"Hellboy" page from Dark Horse Presents #151 (2000).  Mike Mignola.



Mike Mignola's Hellboy universe might be the most common place for readers to notice something different is being done with the sequencing of the imagery that makes up the comics they're reading.  A large part of what makes Mignola's stories so wonderful is the way they behave like typical examples of action-adventure comics until they suddenly refuse to do so any longer, and parachute off into far weirder and more interesting realms.  The same thing can be said for the way Mignola (and the numerous notable artists who've followed in his stylistic wake on the property) puts his pages together.  If any post-Jack Kirby artist can be said to have created a truly unique and formally innovative style of constructing action comics, Mignola's undoubtedly a strong candidate for the top of the list.  And as far as the influence that style has had on the form, he's peerless.

Appropriate enough, then, that Mignola's art, no matter how outre it gets (which is considerably), always trails deep roots back to the basics of the grammar laid down by Kirby.  He knows his fundamentals, and he practices them with no shortage of skill or attention to detail.  It's no accident that the first panel on the page above is an establishing shot -- and not just that, but one that gives us the scene from its protagonist's point of view just so we can situate ourselves that much easier.  Nor that we don't see anything backgrounded by flat color in one panel unless we've seen it against a setting beforehand.  Nor that the balance of black space and color across the page, not to mention in every individual panel, is so evenly judged that it seems like Mignola must lay his inked pages across a scale as he finishes them.  As with every great cartoonist, clarity of content is Mignola's primary goal, and here things are crystal.

Mignola is similarly deft at hitting his Kirbyist "point of impact" action beats, even on a page with content as restrained as a man watching a bird.  The back and forth between the two is impossible to miss even though the two never appear in the same panel, and Mignola succeeds in creating plenty of tension with a single line of dialogue and some sharp framing.  The simple one-two of Hellboy with his back to us and then turning combined with that of the bird singing and then silent builds up a rhythm as compelling as it is easy to read.  Notice how the camera subtly cuts in on Hellboy, the bird, and the flowers that act as a background motif for the page as things ramp up and the flat-colored backgrounds focus pull our attentions from landscape to character toward the end.

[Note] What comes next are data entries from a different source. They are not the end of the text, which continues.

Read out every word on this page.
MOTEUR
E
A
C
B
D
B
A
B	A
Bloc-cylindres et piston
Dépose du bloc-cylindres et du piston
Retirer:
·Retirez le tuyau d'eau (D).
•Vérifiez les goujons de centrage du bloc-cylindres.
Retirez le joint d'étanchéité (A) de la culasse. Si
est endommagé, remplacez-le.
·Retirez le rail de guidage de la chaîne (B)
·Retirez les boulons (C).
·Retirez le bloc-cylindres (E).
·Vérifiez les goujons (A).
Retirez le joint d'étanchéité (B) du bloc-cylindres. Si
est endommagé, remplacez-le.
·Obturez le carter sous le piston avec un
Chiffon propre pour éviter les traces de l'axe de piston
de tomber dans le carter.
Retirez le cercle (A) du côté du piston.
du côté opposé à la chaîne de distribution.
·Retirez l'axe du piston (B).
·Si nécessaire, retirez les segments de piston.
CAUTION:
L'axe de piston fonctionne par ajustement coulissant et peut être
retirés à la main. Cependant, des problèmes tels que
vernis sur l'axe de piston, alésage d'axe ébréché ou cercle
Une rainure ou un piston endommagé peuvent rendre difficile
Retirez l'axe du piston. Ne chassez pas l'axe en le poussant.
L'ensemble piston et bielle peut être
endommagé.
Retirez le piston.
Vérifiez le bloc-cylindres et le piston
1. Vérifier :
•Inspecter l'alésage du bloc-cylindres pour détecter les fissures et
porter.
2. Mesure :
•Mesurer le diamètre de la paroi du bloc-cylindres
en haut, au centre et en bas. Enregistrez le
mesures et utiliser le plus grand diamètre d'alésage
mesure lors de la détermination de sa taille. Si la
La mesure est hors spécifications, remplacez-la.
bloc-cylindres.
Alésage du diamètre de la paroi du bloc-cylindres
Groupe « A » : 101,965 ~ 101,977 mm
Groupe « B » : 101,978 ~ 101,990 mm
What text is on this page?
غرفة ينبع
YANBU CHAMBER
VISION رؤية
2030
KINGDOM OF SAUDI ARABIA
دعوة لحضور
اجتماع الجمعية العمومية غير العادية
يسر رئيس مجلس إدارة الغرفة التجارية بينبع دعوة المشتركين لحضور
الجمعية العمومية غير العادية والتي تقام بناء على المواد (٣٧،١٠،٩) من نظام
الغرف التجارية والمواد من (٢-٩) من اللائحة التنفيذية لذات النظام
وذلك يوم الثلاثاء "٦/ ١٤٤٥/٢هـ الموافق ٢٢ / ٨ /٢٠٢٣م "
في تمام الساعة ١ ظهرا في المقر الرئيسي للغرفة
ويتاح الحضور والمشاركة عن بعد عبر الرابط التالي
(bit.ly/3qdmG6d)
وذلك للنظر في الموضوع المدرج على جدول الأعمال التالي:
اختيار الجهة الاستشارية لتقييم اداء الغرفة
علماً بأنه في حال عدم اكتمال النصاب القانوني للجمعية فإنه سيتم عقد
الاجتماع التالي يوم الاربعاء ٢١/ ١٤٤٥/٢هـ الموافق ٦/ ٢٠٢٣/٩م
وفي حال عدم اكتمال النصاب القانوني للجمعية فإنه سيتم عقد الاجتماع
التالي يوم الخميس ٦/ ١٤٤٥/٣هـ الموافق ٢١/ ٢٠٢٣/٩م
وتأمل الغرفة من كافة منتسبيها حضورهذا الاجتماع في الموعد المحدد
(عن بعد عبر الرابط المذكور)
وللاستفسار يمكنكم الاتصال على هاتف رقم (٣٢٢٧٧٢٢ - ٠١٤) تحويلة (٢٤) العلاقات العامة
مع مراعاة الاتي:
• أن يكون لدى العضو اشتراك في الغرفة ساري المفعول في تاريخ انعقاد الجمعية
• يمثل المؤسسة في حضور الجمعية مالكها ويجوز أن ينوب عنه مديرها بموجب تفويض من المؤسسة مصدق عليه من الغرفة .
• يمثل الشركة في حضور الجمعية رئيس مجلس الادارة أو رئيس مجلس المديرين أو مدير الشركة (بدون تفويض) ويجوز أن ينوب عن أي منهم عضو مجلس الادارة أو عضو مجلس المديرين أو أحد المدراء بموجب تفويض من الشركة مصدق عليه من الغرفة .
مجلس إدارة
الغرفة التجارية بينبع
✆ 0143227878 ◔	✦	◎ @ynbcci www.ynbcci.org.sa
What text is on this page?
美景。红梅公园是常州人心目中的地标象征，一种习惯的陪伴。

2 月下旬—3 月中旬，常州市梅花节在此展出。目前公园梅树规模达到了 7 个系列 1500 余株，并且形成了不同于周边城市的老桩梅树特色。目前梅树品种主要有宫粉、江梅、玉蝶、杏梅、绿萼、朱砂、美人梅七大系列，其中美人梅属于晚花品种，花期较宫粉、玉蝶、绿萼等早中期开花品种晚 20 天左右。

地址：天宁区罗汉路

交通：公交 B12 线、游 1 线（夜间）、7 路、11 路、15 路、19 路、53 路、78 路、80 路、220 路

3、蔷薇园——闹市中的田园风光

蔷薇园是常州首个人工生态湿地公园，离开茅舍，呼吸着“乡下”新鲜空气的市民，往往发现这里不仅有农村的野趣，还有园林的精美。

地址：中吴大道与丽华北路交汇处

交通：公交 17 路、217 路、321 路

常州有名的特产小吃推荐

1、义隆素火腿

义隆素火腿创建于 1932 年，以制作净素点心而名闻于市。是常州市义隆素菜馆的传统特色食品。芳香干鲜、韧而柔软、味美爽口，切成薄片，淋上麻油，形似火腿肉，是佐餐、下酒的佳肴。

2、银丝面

Speaking of those flowers, though, it's what this page does in addition to its sterling storytelling that really makes it worthy of notice.  It's the same thing anyone who's read an issue of Mignola's comics has seen dozens of times: panels of background imagery with no direct connection to the plot at hand dropped in to punctuate the action beats, in what feels close to open defiance of the usual faster/louder mode of comics about fighting.  The most obvious effect of this is a massive injection of atmosphere: suddenly a basic establishing-shot-into-action transition is alive with the rustle and hum of nature, with a landscape that goes from cool green to suspenseful yellow via portentious black, adding a symphonic level of harmony to a simple content phrase.  And those flowers!  Beautiful drawings in their own right, Mignola's creamy lilies manage to lend even a gothic horror story starring the Beast of the Apocalypse a headspinning element of psychedelia.

Mignola's tendency to pull visual elements beside the action's main players into his page layouts is a maximalistic urge; one that strikes a deeply pleasurable contrast with his drawing's concerted minimalism, which at times goes so close to the bone with its use of stark blacks and resolutely scrawled, scratchy lines that it verges on abstraction.  It's action artwork that fully picks up on an element rarely noticed and sorely missed in genre comics: beauty.  As committed as Mignola is to making comics about awesome creatures punching each other (and make no mistake, that commitment runs deep), he's just as drunk on the surfaces of the things he draws, and his pages go from rock-solid to sublime and back again, incorporating a dizzying attention to details that no other artist would bother with.  It's the action storytelling we all know and love plus, introduced to something entirely its artist's own but just as powerful and iconic as anything that's come before.  When all the good violent comics look like this in a few decades, we'll look back at Mignola and know the reason why.